In contemporary society, leadership is often seen in terms of how many followers one has on Twitter, the number of clicks your comments are able to attract, and the amount of airtime given to you by the media. It is about being upfront, in the centre, and bring seen by the most people possible.
Even amongst the society of Jesus’ day, leaders sought to be set apart. They did not do menial tasks, or hurry. They took the best seats, wore the finest garments, and regarded their social status with the utmost importance. Jesus on the other hand was not visually anything special, being ordinary in appearance (Isaiah 53:2). He associated with prostitutes, tax collectors, fishermen (Matthew 9:10) and brought the lowly into his inner circle. Jesus affirms this when he tells his disciples in Matthew 20:26 … “whoever wants to become great amongst you must become a servant”.
Christian leadership is not about our own betterment, but rather the betterment of others. It is about leading others in a way where they see the Father’s heart in action (Luke 15:11-32) and get a glimpse of the Kingdom of God (Luke 4:43, Mark 1:15, Luke 8:1).
1 Peter 4:10-11 states, “Each of you should use whatever gift you have received to serve others, as faithful stewards of God’s grace in its various forms. If anyone speaks, they should do so as one who speaks the very words of God. If anyone serves, he should do it with the strength God provides so that in all things God may be praised through Jesus Christ…”.
Swimming against the social media tide of self-aggrandizement is a constant struggle. The constant promotion of the leader as the hero, the one having it all, stands in stark contrast to the biblical ideal. However, we are given an excellent model in Christ who challenges us to focus on others and to raise them up, especially the marginalized, broken and downtrodden.
5. Loving people is about boundaries and saying no!
Having said that, we may get the illusion that Christian leadership is about heading up one big happy, issue-free family. But looking at the life and acts of Paul we see a story of an apostle who did a lot of correcting, teaching and sometimes even confronting.
Paul speaking to his protégé Timothy states, “For God did not give us a spirit of timidity, but a spirit of power, of love and of self-discipline 2 Timothy 1:7”. When I read Paul’s letters, I imagine an incredibly strong man who did not suffer fools gladly, as we see with John Mark being removed from his ministry trip (Acts 15:38). We see the same strength of resolve when Paul confronts Peter in Antioch about circumcising new Christians (Acts 15).

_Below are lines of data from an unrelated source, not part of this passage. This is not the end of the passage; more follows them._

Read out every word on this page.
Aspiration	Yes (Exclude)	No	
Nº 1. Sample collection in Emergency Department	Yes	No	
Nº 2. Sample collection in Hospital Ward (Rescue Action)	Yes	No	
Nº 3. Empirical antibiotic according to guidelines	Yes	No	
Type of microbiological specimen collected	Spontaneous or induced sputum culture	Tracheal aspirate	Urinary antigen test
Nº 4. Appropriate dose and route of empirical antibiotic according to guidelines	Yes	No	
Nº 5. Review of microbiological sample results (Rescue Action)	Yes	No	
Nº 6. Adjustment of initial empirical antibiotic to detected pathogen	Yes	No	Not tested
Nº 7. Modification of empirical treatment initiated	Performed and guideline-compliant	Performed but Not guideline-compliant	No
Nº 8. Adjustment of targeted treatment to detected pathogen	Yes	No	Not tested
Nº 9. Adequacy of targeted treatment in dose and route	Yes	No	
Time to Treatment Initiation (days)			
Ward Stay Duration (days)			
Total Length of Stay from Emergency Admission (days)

Christian leadership is heavily rooted in love, kindness, compassion, gentleness and meekness, but it is also balanced with characteristics of self-discipline, correction, respect and truth. Ephesians 4:15 proclaims: Instead, speaking the truth in love, we will grow to become in every aspect the mature body of him who is the head, that is, Christ. Balance brings about a maturity and a fullness in who Christ has called us to be individually and as a community. When we lead, we need to provide the boundaries and structures within which people can thrive.
God calls some of us into leadership and when He calls God will equips us for the work ahead (Phil 1:6, Romans 8:30, Exodus 4:10-11, 2 Cor 9:8).
God is more interested in who we are than what we do. Our character should be modelled on Christ’s. Our ministry is easily damaged by selfish ambition or inappropriate behaviour so we need to have the right people and structures in our lives (1 Sam 16:7, Proverbs 16:2, 1 Chron 28:9).
We have the privilege sometimes of leading an entire community and this community is held together by healthy relationships which build and encourage its members for the work ahead (Ephesians 4:2, 1 Perter 4:8 Hebrews 10:25).
Boundaries set by the leader and our faith protect our community and allow all within it to grow and flourish – to be all God intended them to be (2 Timothy 3:16, Hebrews 12:6, Proverbs 3:2).